5. Describe the process of non destructive testing of material, using ultrasonic waves by pulse echo techniques( A-scan, B -scan and TM- Mode Scanning)

Non-Destructive Testing (NDT):** NDT techniques evaluate the properties or integrity of a material, component, or system without causing damage. Ultrasonic NDT uses high-frequency sound waves to detect internal flaws, measure thickness, or characterize materials.

Pulse-Echo Technique:**

This is the most common ultrasonic NDT method. It works on the principle of measuring the time taken for a short burst (pulse) of ultrasound to travel through the material, reflect off a boundary (like the back wall or a defect), and return to a receiver.
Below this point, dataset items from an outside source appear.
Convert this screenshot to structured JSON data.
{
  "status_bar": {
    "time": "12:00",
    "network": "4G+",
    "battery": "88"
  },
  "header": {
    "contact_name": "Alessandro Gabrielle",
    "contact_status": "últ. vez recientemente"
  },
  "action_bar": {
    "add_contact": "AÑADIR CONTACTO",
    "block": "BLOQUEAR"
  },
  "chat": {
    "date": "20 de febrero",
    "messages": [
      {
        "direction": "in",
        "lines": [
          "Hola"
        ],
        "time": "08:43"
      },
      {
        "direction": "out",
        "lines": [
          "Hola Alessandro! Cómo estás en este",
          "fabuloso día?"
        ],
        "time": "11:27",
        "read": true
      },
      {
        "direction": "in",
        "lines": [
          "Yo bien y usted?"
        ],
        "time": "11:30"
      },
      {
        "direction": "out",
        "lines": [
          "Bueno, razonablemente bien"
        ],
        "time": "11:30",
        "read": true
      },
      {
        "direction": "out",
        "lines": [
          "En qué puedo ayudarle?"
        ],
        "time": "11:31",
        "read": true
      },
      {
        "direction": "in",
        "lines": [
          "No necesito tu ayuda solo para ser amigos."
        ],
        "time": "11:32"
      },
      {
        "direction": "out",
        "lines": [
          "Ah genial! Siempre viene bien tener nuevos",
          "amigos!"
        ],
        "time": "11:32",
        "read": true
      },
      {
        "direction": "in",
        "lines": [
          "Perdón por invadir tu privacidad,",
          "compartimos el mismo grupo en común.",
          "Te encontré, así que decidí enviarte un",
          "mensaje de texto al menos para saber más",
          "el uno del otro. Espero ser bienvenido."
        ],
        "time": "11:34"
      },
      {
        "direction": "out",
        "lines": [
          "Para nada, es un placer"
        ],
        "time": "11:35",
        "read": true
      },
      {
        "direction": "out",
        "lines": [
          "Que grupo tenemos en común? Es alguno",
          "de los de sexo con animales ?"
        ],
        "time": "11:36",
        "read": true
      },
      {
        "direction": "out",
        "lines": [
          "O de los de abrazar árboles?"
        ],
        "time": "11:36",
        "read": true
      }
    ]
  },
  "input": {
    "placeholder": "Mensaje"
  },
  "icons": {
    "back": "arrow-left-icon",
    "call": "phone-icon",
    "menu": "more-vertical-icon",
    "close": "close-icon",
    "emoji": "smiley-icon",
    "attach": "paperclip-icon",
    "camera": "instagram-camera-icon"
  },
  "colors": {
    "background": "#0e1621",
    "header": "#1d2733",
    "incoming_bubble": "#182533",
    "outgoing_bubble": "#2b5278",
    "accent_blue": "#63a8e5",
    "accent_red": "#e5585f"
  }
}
  • A transducer (probe) generates a pulse of ultrasound and sends it into the test material.
  • The transducer also acts as a receiver, detecting echoes reflected back.
  • The time of flight (ToF) of the echo is measured. Knowing the speed of sound in the material (v), the distance (d) to the reflector can be calculated: $d = (v \times ToF) / 2$ (divided by 2 for the round trip).
  • Internal flaws (cracks, voids, inclusions) act as reflectors because they represent a boundary with different acoustic impedance. They produce echoes that arrive earlier than the echo from the back wall.
  • The amplitude of the echo provides information about the size and nature of the reflector.

Different ways of displaying the received echo information lead to different scan types:

1. A-Scan (Amplitude Scan):**

  • Display: Presents the received echo information as a graph of **amplitude vs. time of flight** (or distance) for a single point on the material.
  • How it works: The transducer is placed at one location. The display shows spikes (peaks) corresponding to echoes. The horizontal position of a spike indicates the depth of the reflector, and the height of the spike indicates the strength (amplitude) of the echo.
  • Information: Provides precise depth information about defects at a specific location. Primarily used for flaw detection and thickness measurement at discrete points.
  • Representation: One-dimensional view (depth).

2. B-Scan (Brightness Scan):**

  • Display: Creates a **two-dimensional cross-sectional view** of the material. It plots the depth of reflectors (time of flight) along one axis versus the position of the transducer as it scans along a line on the surface.
  • How it works: The transducer is moved along a line on the material's surface. A-scan data is collected at multiple points along this line. The display shows dots or lines where echoes occur. The brightness of the dot can represent the amplitude of the echo.
  • Information: Provides a visual profile or cross-section, showing the depth and length of defects along the scan line. Useful for visualizing the shape and extent of flaws.
  • Representation: Two-dimensional view (scan direction vs. depth).

3. TM-Scan / C-Scan (Time-Motion / Constant-Depth Scan):**

(Note: The question asks for TM-Mode, which is often related to Time-Motion studies in medical ultrasound. However, in NDT context, C-Scan is the more common planar view. Assuming C-Scan is intended based on common NDT scans.)

  • Display (C-Scan): Presents a **two-dimensional planar view (top-down view)** of the material, similar to an X-ray image.
  • How it works (C-Scan): The transducer scans across the surface in a raster pattern (like mowing a lawn). The display plots the echo amplitude or time-of-flight information corresponding to a specific depth range (gate) onto an x-y grid representing the surface area scanned. Color or grayscale intensity typically represents the echo amplitude or depth.
  • Information (C-Scan): Shows the location and size of defects projected onto the surface plane. Excellent for mapping the distribution of flaws over an area, assessing corrosion, or checking bond integrity.
  • Representation (C-Scan): Two-dimensional view (X-Y surface coordinates).
  • TM-Scan (Time-Motion): More common in medical ultrasound, it displays the movement of structures over time along a single scan line. One axis represents depth, and the other represents time. Less common in standard materials NDT compared to C-scan.